St. Augustine said he would never have believed the gospel if the authority of the catholic Church had not influenced him to do so, but for many this authority has been obscured, the power, glory, beauty, and authority of the Church having been eclipsed by the flocks of mendicants, hucksters, and holy shows in its outer courts. Becoming atheists to their gospels is a necessary step to finding one’s way to God. While we cannot deny the fool the privilege of saying “No God” in his heart, the atheist as we can know him may not be a fool; indeed, we who profess Christ need to be especially careful that we do not become fools ourselves in our profession to know God, inclined as we are to make him over after our own images and worship what is in fact an idol.
For me the authority of the catholic Church has only been discoverable behind the churches. What has made it discoverable is my love of, and strong desire to play a part in, the Great Story from which all stories worth hearing come, of which I have written elsewhere. The Church is the Beautiful Princess whom the Handsome Prince went through death and fire to win. This story is not told only by the Bible–although that is the authoritative version which gives the central detail–but in variation (and sometimes only in part) by all the storytellers whose stories simple people such as I want to hear. The Prince returns to Ithaca, or Minas Tirith, or Hogwarts, or heaven, ruining his enemies and claiming his bride. This is the only story I want, and, like a little child on Mother’s knee, insist absolutely it be told right–with no “creative” work on the part of the storyteller, whose sole task is to pass it down accurately and uncorrupted.
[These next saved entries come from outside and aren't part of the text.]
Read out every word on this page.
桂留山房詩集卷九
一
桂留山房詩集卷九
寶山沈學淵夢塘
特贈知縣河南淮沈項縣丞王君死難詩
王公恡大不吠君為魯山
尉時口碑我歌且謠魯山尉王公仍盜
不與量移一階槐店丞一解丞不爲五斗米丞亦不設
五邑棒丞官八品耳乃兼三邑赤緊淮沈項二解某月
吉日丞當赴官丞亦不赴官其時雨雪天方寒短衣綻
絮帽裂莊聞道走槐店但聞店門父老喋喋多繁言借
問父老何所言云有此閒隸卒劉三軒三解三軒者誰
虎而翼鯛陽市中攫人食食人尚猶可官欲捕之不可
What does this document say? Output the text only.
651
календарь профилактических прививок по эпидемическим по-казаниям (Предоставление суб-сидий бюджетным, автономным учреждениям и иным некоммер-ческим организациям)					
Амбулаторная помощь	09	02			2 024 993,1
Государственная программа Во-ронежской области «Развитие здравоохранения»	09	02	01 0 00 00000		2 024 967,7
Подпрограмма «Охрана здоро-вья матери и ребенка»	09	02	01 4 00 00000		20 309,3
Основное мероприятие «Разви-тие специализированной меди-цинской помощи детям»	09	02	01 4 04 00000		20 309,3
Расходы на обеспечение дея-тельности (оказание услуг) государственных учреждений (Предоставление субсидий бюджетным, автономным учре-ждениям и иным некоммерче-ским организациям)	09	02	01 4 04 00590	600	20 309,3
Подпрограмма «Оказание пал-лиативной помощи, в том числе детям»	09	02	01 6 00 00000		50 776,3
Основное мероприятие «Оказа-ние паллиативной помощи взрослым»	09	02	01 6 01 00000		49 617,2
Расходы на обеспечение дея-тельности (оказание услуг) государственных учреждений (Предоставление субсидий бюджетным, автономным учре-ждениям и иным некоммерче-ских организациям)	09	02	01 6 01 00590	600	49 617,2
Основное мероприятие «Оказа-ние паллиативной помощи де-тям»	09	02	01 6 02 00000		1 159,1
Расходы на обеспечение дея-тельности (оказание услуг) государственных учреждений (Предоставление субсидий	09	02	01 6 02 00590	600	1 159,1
Now, there are certain requirements involved in being a Christian which are obnoxious to us worldly people naturally inclined to sin. But I hardly see how one could desire to do what is necessary to know Christ without loving him first (even when his name is not known), as the object of what Lewis called Sweet Desire–a mysterious and overwhelming longing, rooted in the Self by Grace, that goes far beyond and is far deeper than fear or respect or religious devotion or even much that is regarded as love. It is much more like strong sexual desire, its loss what is felt, and meant to be felt, at the end of every carnal exultation. It is what is found when a special gift of God allows us to consider, even for a brief moment, what our hearts desire–of what the place will be like where we want our pilgrimage to end. We cannot summon this of our own will; it comes as when a chime awakens the vision of “a far green country under a swift sunrise,” which then quickly recedes–and so it should, for it is not of this world, but a visitation from another.
There are “church” formulations of this understanding which are absolutely and formally correct: “The chief end of man is to glorify God and enjoy him forever” is one of the best. These generally leave me as cold as they do my atheist (or angry heretic) friends. But I have no problem whatever seeing the Lord Jesus Christ as the handsome Prince, the Church as his Bride, and wishing myself to be among his friends. For me, as well as perhaps for them, he needs translating out of church language before he can be translated back in, but once the translation has been made, then one can see it was the ancient voice of Mother Kirk in all her hidden glory that was speaking to us all along–yes, even in Homer.